The next thing I realized is that I really didn’t have to change up things greatly, just modify, modify, modify. Thus, I asked a few friends and relatives if we could host them for a meal in our sukkah. We decided that what we’d do as far as social distancing is to let our guests eat in the sukkah, pull the entrance flaps back wide, while my family and I would sit on our back porch and eat. We will be a bit more than six feet away, and we could make the pre-meal blessing first in the sukkah, then settle in on the porch.

For those who insist on eating all their meals fully in the sukkah, this wouldn’t be ideal, but my feeling is this: the people who are coming over don’t have their own sukkahs, and this year they may be even more reluctant to eat in a public sukkah (such as one provided at a pizza shop).
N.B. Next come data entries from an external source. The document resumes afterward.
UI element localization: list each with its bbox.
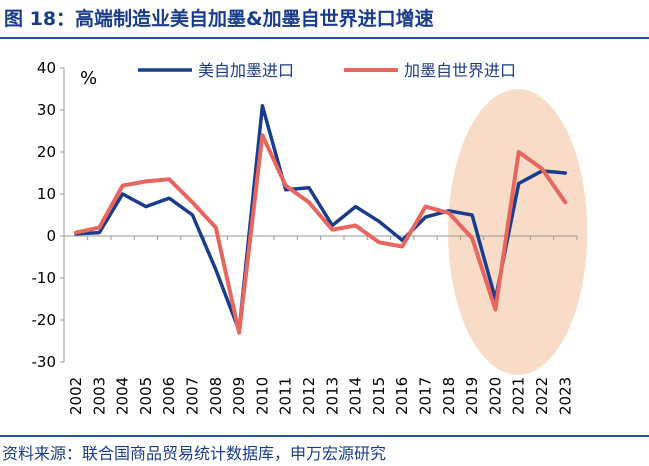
y-tick-label: -30 xyxy=(32,353,57,371)
x-tick-label: 2005 xyxy=(137,377,155,415)
highlight-ellipse xyxy=(448,89,588,375)
source-note: 资料来源：联合国商品贸易统计数据库，申万宏源研究 xyxy=(2,444,387,463)
x-tick-label: 2002 xyxy=(67,377,85,415)
x-tick-label: 2014 xyxy=(347,377,365,415)
x-tick-label: 2012 xyxy=(300,377,318,415)
legend-label-1: 美自加墨进口 xyxy=(198,61,294,80)
series-line-1 xyxy=(74,104,568,333)
x-tick-label: 2021 xyxy=(510,377,528,415)
x-tick-label: 2004 xyxy=(114,377,132,415)
legend-label-2: 加墨自世界进口 xyxy=(404,61,516,80)
y-tick-label: 40 xyxy=(37,59,56,77)
x-tick-label: 2020 xyxy=(486,377,504,415)
chart-title: 图 18：高端制造业美自加墨&加墨自世界进口增速 xyxy=(4,8,434,30)
y-axis-unit: % xyxy=(80,68,97,89)
title-rule xyxy=(0,37,649,39)
y-tick-label: 20 xyxy=(37,143,56,161)
y-tick-label: -10 xyxy=(32,269,57,287)
x-tick-label: 2013 xyxy=(323,377,341,415)
x-tick-label: 2017 xyxy=(417,377,435,415)
footer-rule xyxy=(0,435,649,437)
x-tick-label: 2019 xyxy=(463,377,481,415)
x-tick-label: 2022 xyxy=(533,377,551,415)
x-tick-label: 2015 xyxy=(370,377,388,415)
x-tick-label: 2007 xyxy=(184,377,202,415)
x-tick-label: 2011 xyxy=(277,377,295,415)
series-line-2 xyxy=(74,133,568,335)
x-tick-label: 2003 xyxy=(90,377,108,415)
x-tick-label: 2008 xyxy=(207,377,225,415)
title-bar: 图 18：高端制造业美自加墨&加墨自世界进口增速 xyxy=(0,0,649,36)
x-tick-label: 2018 xyxy=(440,377,458,415)
y-tick-label: 30 xyxy=(37,101,56,119)
x-tick-label: 2006 xyxy=(160,377,178,415)
y-tick-label: 10 xyxy=(37,185,56,203)
x-tick-label: 2009 xyxy=(230,377,248,415)
y-tick-label: -20 xyxy=(32,311,57,329)
y-tick-label: 0 xyxy=(46,227,56,245)
x-tick-label: 2010 xyxy=(253,377,271,415)
x-tick-label: 2023 xyxy=(556,377,574,415)
x-tick-label: 2016 xyxy=(393,377,411,415)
So let my friends ‘n fam have a chance in the sukkah, we will be spread apart, and we can all chat and chew anyway.

It won’t be the same as in the past years, when we would all squish in together in the sukkah, pass bowls and trays and bottles, admire the many sukkah decorations we’ve amassed over the years (colored leis! Plastic grapes! Art projects from my girls! A few Gumby, Pokemon and Star Wars figurines!) and share funny anecdotes. In fact, I am not having more than two guests per meal, on purpose. One time we had about a dozen in the sukkah, which really is sized for up to eight. But now we need the elbow room.
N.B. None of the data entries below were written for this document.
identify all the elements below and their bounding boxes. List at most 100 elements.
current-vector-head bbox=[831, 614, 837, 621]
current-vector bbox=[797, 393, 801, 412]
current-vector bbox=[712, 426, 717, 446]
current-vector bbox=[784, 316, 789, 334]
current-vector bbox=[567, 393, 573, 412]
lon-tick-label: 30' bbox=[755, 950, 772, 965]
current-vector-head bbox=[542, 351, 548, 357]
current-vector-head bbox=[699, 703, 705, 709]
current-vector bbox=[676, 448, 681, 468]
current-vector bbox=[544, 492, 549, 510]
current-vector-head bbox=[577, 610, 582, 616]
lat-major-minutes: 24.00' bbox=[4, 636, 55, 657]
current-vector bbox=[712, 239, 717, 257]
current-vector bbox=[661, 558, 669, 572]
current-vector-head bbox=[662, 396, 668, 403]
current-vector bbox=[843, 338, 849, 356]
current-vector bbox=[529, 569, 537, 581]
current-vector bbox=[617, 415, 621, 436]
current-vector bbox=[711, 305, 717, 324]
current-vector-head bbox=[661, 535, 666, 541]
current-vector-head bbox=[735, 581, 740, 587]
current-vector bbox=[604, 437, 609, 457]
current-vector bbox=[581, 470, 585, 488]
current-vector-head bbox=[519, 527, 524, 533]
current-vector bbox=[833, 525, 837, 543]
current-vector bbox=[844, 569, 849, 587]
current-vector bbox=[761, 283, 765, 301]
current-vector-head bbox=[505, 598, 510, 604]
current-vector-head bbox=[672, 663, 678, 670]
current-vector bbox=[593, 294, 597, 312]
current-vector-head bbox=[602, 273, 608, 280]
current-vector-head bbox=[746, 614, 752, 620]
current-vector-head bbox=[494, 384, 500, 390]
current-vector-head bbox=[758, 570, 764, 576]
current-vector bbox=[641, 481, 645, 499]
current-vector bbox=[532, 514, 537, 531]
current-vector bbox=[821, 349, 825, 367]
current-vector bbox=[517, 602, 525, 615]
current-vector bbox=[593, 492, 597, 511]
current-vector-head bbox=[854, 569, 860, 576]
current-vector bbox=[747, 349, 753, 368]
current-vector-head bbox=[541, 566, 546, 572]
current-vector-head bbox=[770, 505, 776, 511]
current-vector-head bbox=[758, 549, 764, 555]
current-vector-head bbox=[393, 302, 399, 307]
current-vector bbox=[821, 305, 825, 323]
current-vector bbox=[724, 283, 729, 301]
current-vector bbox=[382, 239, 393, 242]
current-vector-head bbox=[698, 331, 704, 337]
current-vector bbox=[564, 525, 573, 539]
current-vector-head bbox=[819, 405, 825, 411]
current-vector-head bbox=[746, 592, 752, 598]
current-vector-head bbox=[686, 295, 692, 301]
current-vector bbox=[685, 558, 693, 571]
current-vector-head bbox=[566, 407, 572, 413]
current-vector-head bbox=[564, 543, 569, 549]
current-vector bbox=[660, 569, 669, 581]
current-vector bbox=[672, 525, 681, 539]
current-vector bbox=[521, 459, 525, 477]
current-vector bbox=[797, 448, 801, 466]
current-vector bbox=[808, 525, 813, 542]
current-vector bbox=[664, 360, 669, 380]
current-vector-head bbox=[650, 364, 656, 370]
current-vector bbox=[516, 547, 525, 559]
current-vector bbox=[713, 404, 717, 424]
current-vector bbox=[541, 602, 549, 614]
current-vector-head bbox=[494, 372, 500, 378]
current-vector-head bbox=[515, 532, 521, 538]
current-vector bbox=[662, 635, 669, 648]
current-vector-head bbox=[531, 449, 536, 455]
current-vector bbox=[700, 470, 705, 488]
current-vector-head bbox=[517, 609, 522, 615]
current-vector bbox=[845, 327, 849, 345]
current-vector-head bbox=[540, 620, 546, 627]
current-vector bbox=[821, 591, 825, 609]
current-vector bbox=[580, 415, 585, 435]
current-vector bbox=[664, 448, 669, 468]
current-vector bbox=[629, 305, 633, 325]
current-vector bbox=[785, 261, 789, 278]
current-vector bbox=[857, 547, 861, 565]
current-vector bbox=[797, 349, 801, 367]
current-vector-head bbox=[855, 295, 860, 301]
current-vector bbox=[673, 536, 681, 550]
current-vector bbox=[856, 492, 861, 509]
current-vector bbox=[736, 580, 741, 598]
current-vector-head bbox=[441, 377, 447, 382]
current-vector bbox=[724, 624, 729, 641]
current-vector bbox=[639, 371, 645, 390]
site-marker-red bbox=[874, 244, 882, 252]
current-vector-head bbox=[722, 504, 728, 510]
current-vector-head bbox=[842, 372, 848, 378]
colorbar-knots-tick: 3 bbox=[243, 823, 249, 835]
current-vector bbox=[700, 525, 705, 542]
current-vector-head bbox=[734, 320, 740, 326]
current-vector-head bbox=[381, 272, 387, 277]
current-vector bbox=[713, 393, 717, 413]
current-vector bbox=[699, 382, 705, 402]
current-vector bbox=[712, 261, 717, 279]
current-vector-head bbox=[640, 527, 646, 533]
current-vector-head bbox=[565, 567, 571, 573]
There are various ways to embrace the sukkah: it’s a blessing that shelters you all over; it’s a way to go outside your comfort zone; it’s a recreation of an ancient dwelling; it’s about sort of communing with nature and the harvest time. It’s also about the fragility of life. As much as I can make the sukkah fairly sturdy, a storm could knock it down. (Believe me, I’ve seen and heard the collapsing of a few sukkahs. BAM.) But a sukkah is temporary, set up for a few days out of the year.

Before, during, and after Sukkot 5781/2020, we still have plenty of big worries on our minds: Covid-19, a poor economy, environmental woes, fires out west, a contentious political scene, and so on. The sukkah cannot shelter us from these societal problems. But for a brief portion of time, we can hang out and eat in the sukkah, and reflect upon the timeless quality of the dwelling, of the holiday, and of certain positive tropes of life. This year the sukkah is even more welcome than ever. And I can still whip up a few interesting meals to share.